For decades, little loans have troubled many Americans because they raise a big, vexing policy question: what is the meaning of justice within capitalism? Since the rise of the small-sum cash lending business in the 1890s, those on the lowest rungs of the economic ladder have been asked to pay the greatest cost for credit. Time and time again, Americans have puzzled over why the smallest loans to the most fragile borrowers seem to come with the biggest price tags. Each generation has wondered: Is there a way to grant low-wage workers small amounts of credit at lower cost, without restricting access for the riskiest borrowers? Can law make small loans safer and, if so, where should we draw the line between necessary protection and overreaching paternalism?

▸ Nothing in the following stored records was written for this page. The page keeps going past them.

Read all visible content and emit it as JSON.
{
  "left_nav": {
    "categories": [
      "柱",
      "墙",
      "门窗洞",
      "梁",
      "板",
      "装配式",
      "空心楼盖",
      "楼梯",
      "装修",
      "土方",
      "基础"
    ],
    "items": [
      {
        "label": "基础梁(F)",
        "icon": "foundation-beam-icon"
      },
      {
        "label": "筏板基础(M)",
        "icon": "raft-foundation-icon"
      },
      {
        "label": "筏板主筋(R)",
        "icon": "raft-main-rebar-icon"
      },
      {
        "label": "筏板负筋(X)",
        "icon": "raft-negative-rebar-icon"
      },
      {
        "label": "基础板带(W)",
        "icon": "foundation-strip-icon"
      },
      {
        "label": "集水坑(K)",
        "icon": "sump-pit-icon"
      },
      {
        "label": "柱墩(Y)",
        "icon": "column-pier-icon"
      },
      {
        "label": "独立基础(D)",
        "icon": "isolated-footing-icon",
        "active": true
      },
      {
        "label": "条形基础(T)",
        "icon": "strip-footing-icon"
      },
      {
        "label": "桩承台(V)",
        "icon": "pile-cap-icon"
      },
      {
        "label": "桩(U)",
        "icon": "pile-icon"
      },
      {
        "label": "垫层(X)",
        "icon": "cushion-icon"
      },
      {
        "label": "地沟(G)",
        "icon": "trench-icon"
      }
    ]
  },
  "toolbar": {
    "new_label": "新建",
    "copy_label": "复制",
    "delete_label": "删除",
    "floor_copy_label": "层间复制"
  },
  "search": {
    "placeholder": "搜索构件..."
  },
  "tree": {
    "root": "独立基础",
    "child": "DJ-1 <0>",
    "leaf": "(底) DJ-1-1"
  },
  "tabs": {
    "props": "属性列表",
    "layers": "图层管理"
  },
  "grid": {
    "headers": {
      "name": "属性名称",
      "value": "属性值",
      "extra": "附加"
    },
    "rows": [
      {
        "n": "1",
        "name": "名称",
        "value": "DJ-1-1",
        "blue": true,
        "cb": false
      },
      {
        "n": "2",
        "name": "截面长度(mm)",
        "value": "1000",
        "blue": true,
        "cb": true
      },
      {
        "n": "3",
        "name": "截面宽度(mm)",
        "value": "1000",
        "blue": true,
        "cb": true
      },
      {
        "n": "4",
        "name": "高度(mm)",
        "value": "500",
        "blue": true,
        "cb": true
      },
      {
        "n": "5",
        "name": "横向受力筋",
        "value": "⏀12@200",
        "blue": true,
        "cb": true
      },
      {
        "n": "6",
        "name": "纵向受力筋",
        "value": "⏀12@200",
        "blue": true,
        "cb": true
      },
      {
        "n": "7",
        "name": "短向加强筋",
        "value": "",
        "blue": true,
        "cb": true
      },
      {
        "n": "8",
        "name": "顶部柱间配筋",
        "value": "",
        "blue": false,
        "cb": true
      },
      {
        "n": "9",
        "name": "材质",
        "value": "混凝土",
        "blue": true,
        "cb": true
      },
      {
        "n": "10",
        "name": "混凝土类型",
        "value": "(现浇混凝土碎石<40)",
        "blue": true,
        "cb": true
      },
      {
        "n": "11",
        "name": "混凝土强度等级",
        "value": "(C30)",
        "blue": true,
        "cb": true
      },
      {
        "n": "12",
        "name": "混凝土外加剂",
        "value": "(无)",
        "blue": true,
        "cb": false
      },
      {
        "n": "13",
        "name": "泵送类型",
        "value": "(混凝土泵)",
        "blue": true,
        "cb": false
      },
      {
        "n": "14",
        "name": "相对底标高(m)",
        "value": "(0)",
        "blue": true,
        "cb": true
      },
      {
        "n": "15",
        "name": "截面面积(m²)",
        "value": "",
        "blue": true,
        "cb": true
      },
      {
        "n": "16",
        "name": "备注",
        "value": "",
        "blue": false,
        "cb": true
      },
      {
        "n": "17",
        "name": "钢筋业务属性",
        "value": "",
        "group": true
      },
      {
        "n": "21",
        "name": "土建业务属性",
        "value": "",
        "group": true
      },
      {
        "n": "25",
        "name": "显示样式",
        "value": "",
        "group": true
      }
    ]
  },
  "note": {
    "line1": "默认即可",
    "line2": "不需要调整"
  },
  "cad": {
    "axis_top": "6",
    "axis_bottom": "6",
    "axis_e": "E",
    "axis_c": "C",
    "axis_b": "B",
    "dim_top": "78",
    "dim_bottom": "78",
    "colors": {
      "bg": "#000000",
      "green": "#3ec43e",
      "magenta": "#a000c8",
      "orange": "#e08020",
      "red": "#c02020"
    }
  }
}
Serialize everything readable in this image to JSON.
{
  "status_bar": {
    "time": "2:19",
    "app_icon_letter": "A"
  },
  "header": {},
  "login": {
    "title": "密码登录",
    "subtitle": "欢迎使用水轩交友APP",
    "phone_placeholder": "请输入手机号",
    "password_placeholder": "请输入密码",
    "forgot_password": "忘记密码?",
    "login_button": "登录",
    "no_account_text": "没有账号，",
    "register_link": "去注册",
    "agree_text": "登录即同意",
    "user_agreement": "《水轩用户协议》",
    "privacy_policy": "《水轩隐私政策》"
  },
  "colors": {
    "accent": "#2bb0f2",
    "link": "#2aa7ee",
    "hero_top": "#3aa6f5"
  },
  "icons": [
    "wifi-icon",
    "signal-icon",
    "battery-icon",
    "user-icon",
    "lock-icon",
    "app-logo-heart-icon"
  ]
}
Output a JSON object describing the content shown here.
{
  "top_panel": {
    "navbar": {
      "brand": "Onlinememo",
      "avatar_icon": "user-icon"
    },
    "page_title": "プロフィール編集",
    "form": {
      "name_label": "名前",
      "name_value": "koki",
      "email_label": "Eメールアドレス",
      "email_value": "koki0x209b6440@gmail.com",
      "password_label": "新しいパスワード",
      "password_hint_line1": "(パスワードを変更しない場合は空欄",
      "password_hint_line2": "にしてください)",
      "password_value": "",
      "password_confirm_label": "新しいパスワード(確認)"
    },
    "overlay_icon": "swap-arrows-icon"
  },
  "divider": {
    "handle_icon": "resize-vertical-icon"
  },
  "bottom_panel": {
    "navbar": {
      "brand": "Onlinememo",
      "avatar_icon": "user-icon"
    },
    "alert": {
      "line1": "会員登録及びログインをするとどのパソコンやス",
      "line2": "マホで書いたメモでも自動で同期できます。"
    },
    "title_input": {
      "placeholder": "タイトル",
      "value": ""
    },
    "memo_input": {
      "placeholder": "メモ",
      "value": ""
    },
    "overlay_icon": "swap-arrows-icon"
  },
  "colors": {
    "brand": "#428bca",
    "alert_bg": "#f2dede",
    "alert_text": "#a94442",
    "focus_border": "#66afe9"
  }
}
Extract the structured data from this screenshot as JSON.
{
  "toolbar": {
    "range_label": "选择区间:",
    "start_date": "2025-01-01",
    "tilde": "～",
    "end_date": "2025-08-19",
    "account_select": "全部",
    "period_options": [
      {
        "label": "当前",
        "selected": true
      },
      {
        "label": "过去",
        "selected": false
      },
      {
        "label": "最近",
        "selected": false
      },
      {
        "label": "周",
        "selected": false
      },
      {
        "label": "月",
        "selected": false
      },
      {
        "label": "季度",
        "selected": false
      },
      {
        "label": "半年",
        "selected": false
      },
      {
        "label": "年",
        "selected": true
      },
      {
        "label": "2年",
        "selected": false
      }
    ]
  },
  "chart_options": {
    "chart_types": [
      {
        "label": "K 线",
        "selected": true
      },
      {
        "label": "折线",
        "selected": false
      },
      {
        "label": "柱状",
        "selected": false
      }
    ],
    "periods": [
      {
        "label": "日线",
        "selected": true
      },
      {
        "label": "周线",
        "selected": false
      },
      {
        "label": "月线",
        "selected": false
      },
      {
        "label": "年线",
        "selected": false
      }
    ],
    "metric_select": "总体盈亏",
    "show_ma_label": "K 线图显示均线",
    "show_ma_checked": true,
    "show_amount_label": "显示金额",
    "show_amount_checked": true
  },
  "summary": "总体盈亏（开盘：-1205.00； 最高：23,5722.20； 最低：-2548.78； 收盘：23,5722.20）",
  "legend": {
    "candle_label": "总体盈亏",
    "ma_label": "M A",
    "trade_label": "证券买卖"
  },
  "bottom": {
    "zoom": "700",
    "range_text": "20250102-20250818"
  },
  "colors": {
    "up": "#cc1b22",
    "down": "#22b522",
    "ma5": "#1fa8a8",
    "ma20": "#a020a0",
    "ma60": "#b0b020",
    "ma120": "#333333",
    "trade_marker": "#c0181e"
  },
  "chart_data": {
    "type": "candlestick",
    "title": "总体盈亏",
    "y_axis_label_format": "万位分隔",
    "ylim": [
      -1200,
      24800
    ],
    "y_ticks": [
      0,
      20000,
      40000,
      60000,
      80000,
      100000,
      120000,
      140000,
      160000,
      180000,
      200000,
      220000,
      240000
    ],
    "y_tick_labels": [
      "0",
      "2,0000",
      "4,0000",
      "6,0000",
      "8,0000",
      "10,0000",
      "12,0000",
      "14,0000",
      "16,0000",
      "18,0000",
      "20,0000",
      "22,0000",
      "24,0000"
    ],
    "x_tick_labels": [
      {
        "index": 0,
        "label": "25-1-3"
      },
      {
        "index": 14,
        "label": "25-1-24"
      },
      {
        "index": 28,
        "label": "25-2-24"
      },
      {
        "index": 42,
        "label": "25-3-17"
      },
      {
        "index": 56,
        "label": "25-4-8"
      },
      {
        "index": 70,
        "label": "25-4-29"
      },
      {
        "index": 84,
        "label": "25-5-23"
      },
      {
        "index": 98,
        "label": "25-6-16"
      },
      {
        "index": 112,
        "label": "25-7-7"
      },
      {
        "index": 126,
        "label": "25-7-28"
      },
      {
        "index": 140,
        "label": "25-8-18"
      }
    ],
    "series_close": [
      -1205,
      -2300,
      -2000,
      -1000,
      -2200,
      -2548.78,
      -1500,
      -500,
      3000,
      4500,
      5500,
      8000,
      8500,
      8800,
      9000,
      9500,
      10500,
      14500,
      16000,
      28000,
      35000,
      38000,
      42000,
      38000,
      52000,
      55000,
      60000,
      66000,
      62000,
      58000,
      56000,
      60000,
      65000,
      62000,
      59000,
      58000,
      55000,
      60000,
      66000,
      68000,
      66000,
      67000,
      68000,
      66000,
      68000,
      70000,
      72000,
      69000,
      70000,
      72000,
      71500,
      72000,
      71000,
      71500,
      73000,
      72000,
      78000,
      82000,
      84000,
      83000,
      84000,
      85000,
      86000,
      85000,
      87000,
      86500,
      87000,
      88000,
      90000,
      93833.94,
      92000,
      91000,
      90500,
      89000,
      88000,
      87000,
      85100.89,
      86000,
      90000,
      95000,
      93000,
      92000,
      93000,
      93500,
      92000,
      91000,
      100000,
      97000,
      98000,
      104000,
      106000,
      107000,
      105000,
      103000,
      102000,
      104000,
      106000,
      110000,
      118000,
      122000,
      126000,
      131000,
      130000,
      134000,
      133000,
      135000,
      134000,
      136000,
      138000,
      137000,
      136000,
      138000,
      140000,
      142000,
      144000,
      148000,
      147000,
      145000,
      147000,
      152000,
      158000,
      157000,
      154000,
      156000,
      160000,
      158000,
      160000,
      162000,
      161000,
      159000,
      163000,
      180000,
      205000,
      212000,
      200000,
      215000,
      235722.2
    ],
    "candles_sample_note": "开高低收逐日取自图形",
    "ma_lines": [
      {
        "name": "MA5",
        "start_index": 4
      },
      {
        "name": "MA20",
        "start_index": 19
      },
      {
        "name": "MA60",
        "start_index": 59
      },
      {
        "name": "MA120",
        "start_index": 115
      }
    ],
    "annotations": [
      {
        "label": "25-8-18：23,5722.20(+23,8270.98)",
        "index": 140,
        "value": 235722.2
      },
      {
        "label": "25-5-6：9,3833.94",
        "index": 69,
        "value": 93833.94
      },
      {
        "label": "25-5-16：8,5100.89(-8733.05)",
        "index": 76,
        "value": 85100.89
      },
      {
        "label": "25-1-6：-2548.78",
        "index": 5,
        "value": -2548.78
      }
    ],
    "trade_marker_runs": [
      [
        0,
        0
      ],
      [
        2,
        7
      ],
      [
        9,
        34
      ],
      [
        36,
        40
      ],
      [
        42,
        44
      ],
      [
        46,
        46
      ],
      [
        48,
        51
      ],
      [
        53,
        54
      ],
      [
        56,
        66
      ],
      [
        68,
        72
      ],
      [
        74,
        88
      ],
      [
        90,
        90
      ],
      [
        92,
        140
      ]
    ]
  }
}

City of Debtors chronicles the decades-long struggle to answer these questions, seeking to understand why regulating small loans has proved so challenging over the past century. It is a history of the small-sum lending business and its regulation, told from the perspective of the people who navigated the market for small loans and shaped its development. More broadly, it is about how each generation of Americans has redefined the meaning of justice within capitalism for those on the economic margins. The players in this drama were politicians and judges, reformers and scofflaws, creditors and debtors. They include low-wage workers, such as John Doherty, a twenty-three-year-old railroad clerk who walked into a loan brokers office in 1910 in search of a little quick cash, as well as businessmen, such as Clarence Hodson and Frank R. Hubachek, who aspired to put the small-sum lending industry under regulation in the 1910s and 20s and thereby legitimize the enterprise. The story also involves lawyers, such as Irwin Slater, who brought an innovative class action lawsuit in the 1940s on behalf of a group of poor debtors, and Philip Schrag, a young antipoverty litigator who made small loans into a big issue through his work with the NAACP in the 1960s. Several generations of consumer advocates and reformers likewise contributed their efforts and ideas to the struggle. Some worked within government, such as Persia Campbell, New York States first consumer counsel and chief promoter of a pioneering sales finance law in the late 1950s. Others represented national or local nonprofit groups, such as Leon Henderson, who headed the Russell Sage Foundations consumer credit division in the 1920s and 30s, and Mrs. Walton Pryor, who led the grassroots, Harlem-based Consumers Protective Committee in the 1940s and 50s. Together, within the confines of the legal, political, and economic structures surrounding them, these players directed the course of small-sum lending and its regulation. In the process, they also defined the options available to working-class households in need of small amounts of quick cash or credit to purchase goods.